La imagen de nuestro planeta tomada desde la luna, revolucionó la conciencia humana. Este descubrimiento echó por tierra la teoría física aristotélica que consideraba a los astros como esferas celestes, puras, perfectas e inmutables.
El 17 de febrero de 1600, en Roma, los servidores del Santo Oficio, luego de ser juzgado por la Inquisición y no retractarse, quemaron al filósofo Giordano Bruno, condenado por blasfemia, herejía e inmoralidad por haber dicho en su cátedra que "la Tierra ya estaba en el Cielo", puesto que navegaba por el espacio. Lo que no sabía Giordano Bruno es que la tierra navega por el espacio a treinta kilómetros por segundo(1).

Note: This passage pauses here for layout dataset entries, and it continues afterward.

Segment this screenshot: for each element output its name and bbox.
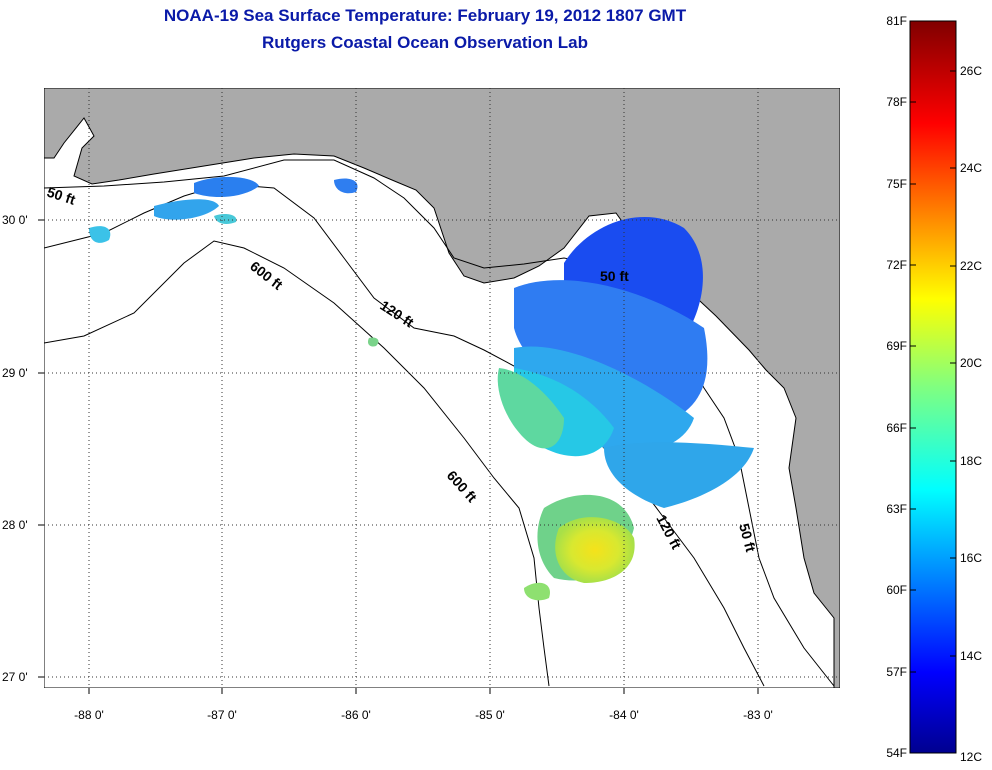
lat-tick-label: 30 0' [2, 213, 28, 227]
fahrenheit-label: 63F [886, 502, 907, 516]
lat-tick-label: 29 0' [2, 366, 28, 380]
celsius-label: 20C [960, 356, 982, 370]
axis-labels: 30 0' 29 0' 28 0' 27 0' -88 0' -87 0' -8… [2, 213, 773, 722]
lat-tick-label: 28 0' [2, 518, 28, 532]
fahrenheit-label: 60F [886, 583, 907, 597]
celsius-label: 26C [960, 64, 982, 78]
lon-tick-label: -87 0' [207, 708, 237, 722]
contour-label: 50 ft [736, 522, 759, 554]
lon-tick-label: -88 0' [74, 708, 104, 722]
lon-tick-label: -86 0' [341, 708, 371, 722]
fahrenheit-label: 75F [886, 177, 907, 191]
celsius-label: 16C [960, 551, 982, 565]
graticule [44, 88, 840, 688]
lat-tick-label: 27 0' [2, 670, 28, 684]
fahrenheit-label: 69F [886, 339, 907, 353]
contour-line-50ft [44, 159, 835, 687]
sst-map: 50 ft 600 ft 120 ft 50 ft 600 ft 120 ft … [44, 88, 840, 688]
map-title: NOAA-19 Sea Surface Temperature: Februar… [163, 6, 687, 25]
celsius-label: 14C [960, 649, 982, 663]
celsius-label: 22C [960, 259, 982, 273]
celsius-label: 24C [960, 161, 982, 175]
sst-data-layer [89, 176, 754, 601]
fahrenheit-label: 78F [886, 95, 907, 109]
celsius-label: 12C [960, 750, 982, 764]
fahrenheit-label: 57F [886, 665, 907, 679]
lon-tick-label: -85 0' [475, 708, 505, 722]
fahrenheit-label: 54F [886, 746, 907, 760]
celsius-label: 18C [960, 454, 982, 468]
fahrenheit-label: 66F [886, 421, 907, 435]
lon-tick-label: -84 0' [609, 708, 639, 722]
fahrenheit-label: 72F [886, 258, 907, 272]
contour-line-600ft [44, 240, 550, 687]
lon-tick-label: -83 0' [743, 708, 773, 722]
colorbar-gradient [909, 20, 957, 754]
colorbar: 81F 78F 75F 72F 69F 66F 63F 60F 57F 54F … [886, 14, 982, 764]
contour-label: 50 ft [600, 268, 629, 284]
fahrenheit-label: 81F [886, 14, 907, 28]
map-subtitle: Rutgers Coastal Ocean Observation Lab [262, 33, 588, 52]
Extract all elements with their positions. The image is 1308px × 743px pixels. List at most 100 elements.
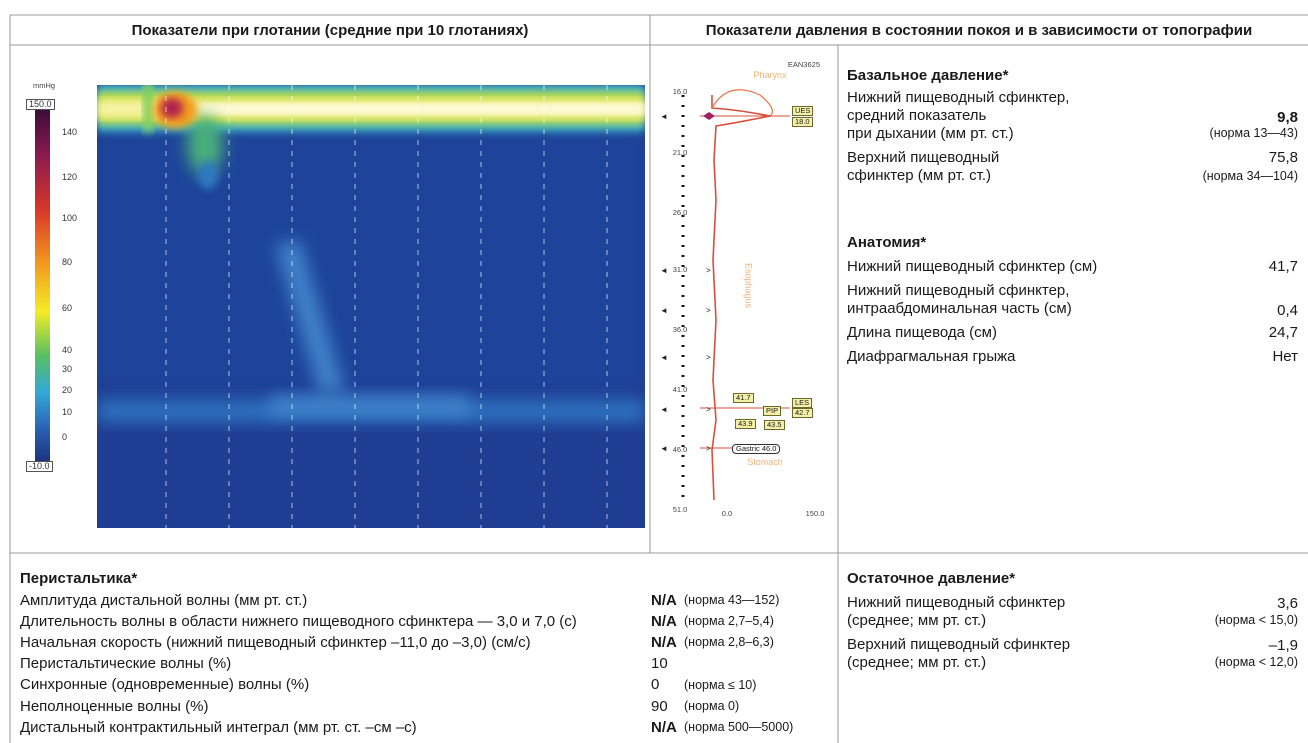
row-label: при дыхании (мм рт. ст.) bbox=[847, 126, 1014, 141]
scale-label: 150.0 bbox=[26, 99, 55, 110]
row-value: N/A bbox=[651, 720, 677, 735]
row-label: сфинктер (мм рт. ст.) bbox=[847, 168, 991, 183]
svg-text:◄: ◄ bbox=[660, 266, 668, 275]
marker-label: 42.7 bbox=[792, 408, 813, 418]
marker-label: PIP bbox=[763, 406, 781, 416]
svg-text:◄: ◄ bbox=[660, 444, 668, 453]
row-value: –1,9 bbox=[1269, 638, 1298, 653]
row-value: 10 bbox=[651, 656, 668, 671]
norm: (норма < 12,0) bbox=[1215, 656, 1298, 669]
scale-label: 80 bbox=[62, 258, 72, 267]
row-label: Неполноценные волны (%) bbox=[20, 699, 208, 714]
row-label: Начальная скорость (нижний пищеводный сф… bbox=[20, 635, 531, 650]
section-heading: Остаточное давление* bbox=[847, 571, 1015, 586]
scale-label: 40 bbox=[62, 346, 72, 355]
unit-label: mmHg bbox=[33, 82, 55, 90]
row-label: (среднее; мм рт. ст.) bbox=[847, 655, 986, 670]
svg-text:>: > bbox=[706, 266, 711, 275]
row-label: Длина пищевода (см) bbox=[847, 325, 997, 340]
row-label: Нижний пищеводный сфинктер bbox=[847, 595, 1065, 610]
marker-label: 18.0 bbox=[792, 117, 813, 127]
scale-label: 20 bbox=[62, 386, 72, 395]
row-label: Нижний пищеводный сфинктер, bbox=[847, 90, 1069, 105]
section-heading: Базальное давление* bbox=[847, 68, 1008, 83]
scale-label: 120 bbox=[62, 173, 77, 182]
depth-label: 46.0 bbox=[673, 446, 688, 454]
report: ◄ ◄ ◄ ◄ ◄ ◄ > > > > > Показатели при глотании (… bbox=[0, 0, 1308, 743]
scale-label: -10.0 bbox=[26, 461, 53, 472]
colorbar bbox=[35, 100, 50, 465]
row-value: Нет bbox=[1272, 349, 1298, 364]
norm: (норма < 15,0) bbox=[1215, 614, 1298, 627]
depth-label: 51.0 bbox=[673, 506, 688, 514]
row-label: средний показатель bbox=[847, 108, 986, 123]
svg-text:>: > bbox=[706, 353, 711, 362]
probe-id: EAN3625 bbox=[788, 61, 820, 69]
row-value: 9,8 bbox=[1277, 110, 1298, 125]
row-label: интраабдоминальная часть (см) bbox=[847, 301, 1072, 316]
row-value: 0,4 bbox=[1277, 303, 1298, 318]
marker-label: LES bbox=[792, 398, 812, 408]
row-value: 3,6 bbox=[1277, 596, 1298, 611]
svg-text:>: > bbox=[706, 306, 711, 315]
norm: (норма 43—152) bbox=[684, 594, 779, 607]
marker-label: Gastric 46.0 bbox=[732, 444, 780, 454]
region-label: Esophagus bbox=[744, 262, 753, 307]
x-label: 150.0 bbox=[806, 510, 825, 518]
scale-label: 60 bbox=[62, 304, 72, 313]
row-value: 24,7 bbox=[1269, 325, 1298, 340]
depth-label: 16.0 bbox=[673, 88, 688, 96]
row-value: 90 bbox=[651, 699, 668, 714]
scale-label: 100 bbox=[62, 214, 77, 223]
section-title: Показатели давления в состоянии покоя и … bbox=[706, 23, 1252, 38]
depth-label: 36.0 bbox=[673, 326, 688, 334]
marker-label: 41.7 bbox=[733, 393, 754, 403]
row-value: 41,7 bbox=[1269, 259, 1298, 274]
row-label: Верхний пищеводный сфинктер bbox=[847, 637, 1070, 652]
norm: (норма 2,7–5,4) bbox=[684, 615, 774, 628]
row-label: Дистальный контрактильный интеграл (мм р… bbox=[20, 720, 417, 735]
svg-text:>: > bbox=[706, 405, 711, 414]
svg-text:◄: ◄ bbox=[660, 112, 668, 121]
scale-label: 10 bbox=[62, 408, 72, 417]
row-label: Нижний пищеводный сфинктер (см) bbox=[847, 259, 1097, 274]
row-label: Амплитуда дистальной волны (мм рт. ст.) bbox=[20, 593, 307, 608]
norm: (норма 500—5000) bbox=[684, 721, 793, 734]
row-value: N/A bbox=[651, 614, 677, 629]
marker-label: 43.5 bbox=[764, 420, 785, 430]
row-label: Синхронные (одновременные) волны (%) bbox=[20, 677, 309, 692]
svg-text:◄: ◄ bbox=[660, 306, 668, 315]
row-label: (среднее; мм рт. ст.) bbox=[847, 613, 986, 628]
marker-label: UES bbox=[792, 106, 813, 116]
svg-text:>: > bbox=[706, 444, 711, 453]
row-label: Длительность волны в области нижнего пищ… bbox=[20, 614, 577, 629]
section-heading: Перистальтика* bbox=[20, 571, 137, 586]
depth-label: 21.0 bbox=[673, 149, 688, 157]
section-title: Показатели при глотании (средние при 10 … bbox=[132, 23, 529, 38]
row-value: 0 bbox=[651, 677, 659, 692]
x-label: 0.0 bbox=[722, 510, 732, 518]
section-heading: Анатомия* bbox=[847, 235, 926, 250]
depth-label: 26.0 bbox=[673, 209, 688, 217]
row-label: Перистальтические волны (%) bbox=[20, 656, 231, 671]
depth-label: 41.0 bbox=[673, 386, 688, 394]
row-label: Верхний пищеводный bbox=[847, 150, 999, 165]
norm: (норма ≤ 10) bbox=[684, 679, 756, 692]
row-value: N/A bbox=[651, 593, 677, 608]
svg-text:◄: ◄ bbox=[660, 353, 668, 362]
norm: (норма 2,8–6,3) bbox=[684, 636, 774, 649]
region-label: Stomach bbox=[747, 458, 783, 467]
pressure-heatmap bbox=[97, 82, 645, 528]
scale-label: 140 bbox=[62, 128, 77, 137]
row-label: Нижний пищеводный сфинктер, bbox=[847, 283, 1069, 298]
svg-text:◄: ◄ bbox=[660, 405, 668, 414]
row-value: 75,8 bbox=[1269, 150, 1298, 165]
norm: (норма 0) bbox=[684, 700, 739, 713]
graphics: ◄ ◄ ◄ ◄ ◄ ◄ > > > > > bbox=[0, 0, 1308, 743]
scale-label: 30 bbox=[62, 365, 72, 374]
region-label: Pharynx bbox=[753, 71, 786, 80]
scale-label: 0 bbox=[62, 433, 67, 442]
row-label: Диафрагмальная грыжа bbox=[847, 349, 1016, 364]
norm: (норма 13—43) bbox=[1210, 127, 1298, 140]
row-value: N/A bbox=[651, 635, 677, 650]
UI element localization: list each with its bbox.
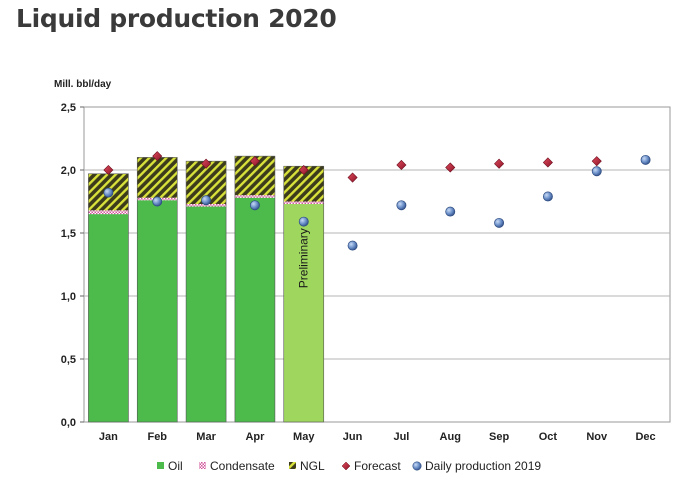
point-daily-production-2019 — [542, 191, 553, 202]
legend-label: Forecast — [354, 459, 401, 473]
legend-item-circle: Daily production 2019 — [412, 459, 541, 473]
page-title: Liquid production 2020 — [16, 4, 337, 33]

Cuando las cenizas de Bruno fueron lanzadas al viento, Galileo tomó su relevo en el estudio de los astros. Uno de sus primeros trabajos fue perfeccionar el telescopio holandés y cuando consiguió una lente de veinte aumentos convocó al Consejo de Venecia en la cima del campanile de San Marcos y la enfocó hacia la luna para mostrar a los clérigos y prebostes civiles los accidentes geológicos que había en su superficie.
Precisamente, éste fue el descubrimiento que trajo por los suelos la teoría física aristotélica que consideraba los astros como esferas celestes, puras, perfectas e inmutables. Galileo también fue condenado a morir en la hoguera y sólo un falso arrepentimiento de última hora le salvó de esa condena.
Ahora, nada que no sea global, planetario y universal tiene ya sentido. Todos los sueños de la humanidad se dirigen hacia las galaxias y, a la par, se ha instalado en el centro de nuestro cerebro un principio insoslayable: en esta nave que es la Tierra, o nos salvamos todos o perecemos todos.